Born under the crumbling towers of her kingdom, Queen Talyien was the shining jewel and legacy of the bloody War of the Wolves. It nearly tore her nation apart. But her arranged marriage to the son of a rival clan heralds peace.
However, he suddenly disappears before their reign can begin, and the kingdom is fractured beyond repair.
Years later, he sends a mysterious invitation to meet. Talyien journeys across the sea in hopes of reconciling their past. An assassination attempt quickly dashes those dreams. Stranded in a land she doesn't know, with no idea whom she can trust, Talyien will have to embrace her namesake.
A Wolf of Oren-yaro is not tamed.
TITLE: The Wolf of Oren-Yaro
AUTHOR: K.S. Villoso
LENGTH: 496 pages
Queer Rep Summary: No canon queer rep.
THE WOLF OF OREN-YARO begins with a queen journeying to meet her estranged husband, then abruptly transforms into a flight from assassins and a struggle just to survive in a strange land where her name means nothing.
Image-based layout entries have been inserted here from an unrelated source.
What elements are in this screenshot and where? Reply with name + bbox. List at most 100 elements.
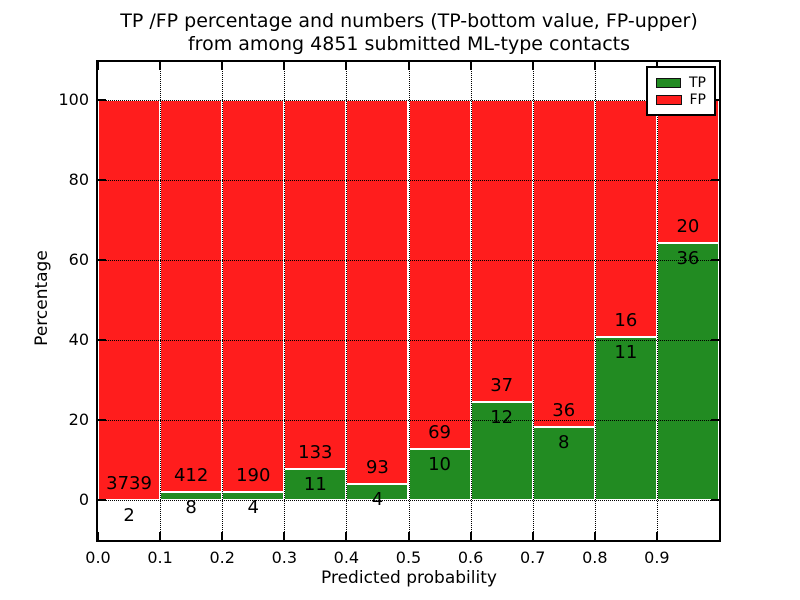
tp-bar-segment — [594, 337, 657, 500]
y-tick — [98, 499, 106, 501]
x-tick-label: 0.0 — [85, 548, 111, 567]
x-tick-label: 0.7 — [519, 548, 546, 567]
x-tick — [407, 532, 410, 540]
x-tick-label: 0.8 — [582, 548, 608, 567]
fp-count-label: 37 — [490, 375, 514, 397]
y-tick — [98, 419, 106, 421]
fp-legend-swatch-icon — [656, 94, 682, 105]
x-tick-label: 0.3 — [271, 548, 298, 567]
x-tick — [159, 532, 162, 540]
y-tick — [711, 339, 719, 341]
y-tick — [711, 419, 719, 421]
fp-count-label: 36 — [552, 400, 576, 422]
tp-count-label: 36 — [676, 247, 700, 269]
x-tick — [593, 532, 596, 540]
chart-title-line1: TP /FP percentage and numbers (TP-bottom… — [120, 10, 698, 32]
x-tick — [531, 532, 534, 540]
h-gridline — [98, 500, 719, 501]
x-tick — [283, 532, 286, 540]
x-tick — [221, 62, 224, 70]
x-axis-label: Predicted probability — [321, 568, 497, 588]
legend-item-fp: FP — [656, 91, 706, 108]
v-gridline — [656, 62, 658, 540]
x-tick — [345, 62, 348, 70]
y-tick-label: 40 — [68, 330, 89, 349]
y-tick-label: 60 — [68, 250, 89, 269]
tp-bar-segment — [408, 449, 471, 500]
fp-count-label: 3739 — [106, 472, 152, 494]
x-tick — [469, 532, 472, 540]
fp-bar-segment — [532, 100, 595, 428]
fp-count-label: 20 — [676, 215, 700, 237]
chart-title: TP /FP percentage and numbers (TP-bottom… — [96, 10, 722, 56]
fp-bar-segment — [594, 100, 657, 338]
x-tick-label: 0.1 — [147, 548, 173, 567]
tp-legend-swatch-icon — [656, 77, 681, 88]
v-gridline — [470, 62, 472, 540]
fp-count-label: 412 — [173, 465, 209, 487]
fp-bar-segment — [160, 100, 223, 493]
fp-bar-segment — [284, 100, 347, 470]
x-tick-label: 0.5 — [395, 548, 422, 567]
fp-count-label: 190 — [236, 464, 271, 486]
h-gridline — [98, 420, 719, 421]
tp-count-label: 4 — [247, 496, 259, 518]
x-tick — [655, 532, 658, 540]
y-tick — [711, 179, 719, 181]
x-tick-label: 0.2 — [209, 548, 235, 567]
tp-count-label: 11 — [303, 474, 327, 496]
x-tick-label: 0.6 — [457, 548, 484, 567]
x-tick — [531, 62, 534, 70]
x-tick-label: 0.9 — [644, 548, 670, 567]
y-tick — [711, 259, 719, 261]
v-gridline — [284, 62, 286, 540]
x-tick — [593, 62, 596, 70]
y-tick-label: 80 — [68, 170, 89, 189]
x-tick — [469, 62, 472, 70]
tp-bar-segment — [656, 242, 719, 500]
legend-label-fp: FP — [689, 91, 707, 108]
tp-count-label: 8 — [185, 497, 197, 519]
y-tick-label: 100 — [58, 90, 89, 109]
v-gridline — [346, 62, 348, 540]
x-tick — [97, 532, 99, 540]
tp-count-label: 12 — [490, 407, 514, 429]
x-tick — [345, 532, 348, 540]
y-tick-label: 20 — [68, 410, 89, 429]
tp-count-label: 2 — [123, 504, 135, 526]
fp-count-label: 133 — [298, 442, 333, 464]
y-tick — [98, 339, 106, 341]
y-tick — [98, 179, 106, 181]
x-tick-label: 0.4 — [333, 548, 360, 567]
legend-label-tp: TP — [689, 74, 706, 91]
fp-count-label: 69 — [428, 422, 451, 444]
x-tick — [407, 62, 410, 70]
y-axis-label: Percentage — [32, 250, 52, 346]
h-gridline — [98, 340, 719, 341]
fp-bar-segment — [470, 100, 533, 403]
x-tick — [97, 62, 99, 70]
v-gridline — [594, 62, 596, 540]
v-gridline — [160, 62, 162, 540]
fp-bar-segment — [98, 100, 161, 500]
tp-count-label: 4 — [371, 488, 384, 510]
h-gridline — [98, 260, 719, 261]
x-tick — [283, 62, 286, 70]
h-gridline — [98, 180, 719, 181]
tp-bar-segment — [284, 469, 347, 500]
fp-bar-segment — [222, 100, 285, 492]
fp-count-label: 93 — [365, 456, 389, 478]
fp-bar-segment — [346, 100, 409, 484]
x-tick — [221, 532, 224, 540]
legend-item-tp: TP — [656, 74, 706, 91]
tp-count-label: 11 — [614, 342, 638, 364]
x-tick — [159, 62, 162, 70]
h-gridline — [98, 100, 719, 101]
v-gridline — [532, 62, 534, 540]
fp-count-label: 16 — [614, 310, 638, 332]
y-tick — [98, 99, 106, 101]
y-tick — [711, 499, 719, 501]
y-tick-label: 0 — [78, 490, 89, 509]
tp-count-label: 8 — [558, 432, 570, 454]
The world-building is excellent, with just the right combination of novelty and repetition to introduce and then reinforce ideas and details throughout the story without any one section feeling like infodumping. The convoluted machinations involved appeared at first to be simple, then were gradually questioned and complicated until the final reveal makes things suddenly make sense in a really cool way. While the politics matter, the heart of the story is how Talyien interacts with the ordinary people that she's around for the first time in her life, and what choices she makes under each new and trying circumstance. My favorite individual scenes were the scams, because I love heists, and my favorite secondary character is Khine. I love the way that he and Talyien build this friendship without feeling like the narrative is pushing them together romantically. He has his own baggage, she's literally trying to track down and possibly reconcile with her husband, and they just work really well as characters whenever they're in scenes together. It's either genuinely a platonic friendship or the slowest of slow burn romances, and either way it bodes well for the rest of the trilogy. As for Talyien herself, she's a fantastic narrator. While I was firmly on team "Rayyel isn't worth it" from the start of the book, I understand why she makes the choices she does even if they're definitely not the ones I would make.
I'm definitely interested in seeing where the rest of this series goes. It was a stressful read in places due to imminent danger to characters I like, and very good overall.
CW for sexism (graphic), misogyny (graphic), racism, racial slurs, xenophobia, grief, confinement (graphic), blood (graphic), attempted rape/sexual assault, violence (graphic), torture, murder, animal death, parental death (backstory), suicide, major character death, death.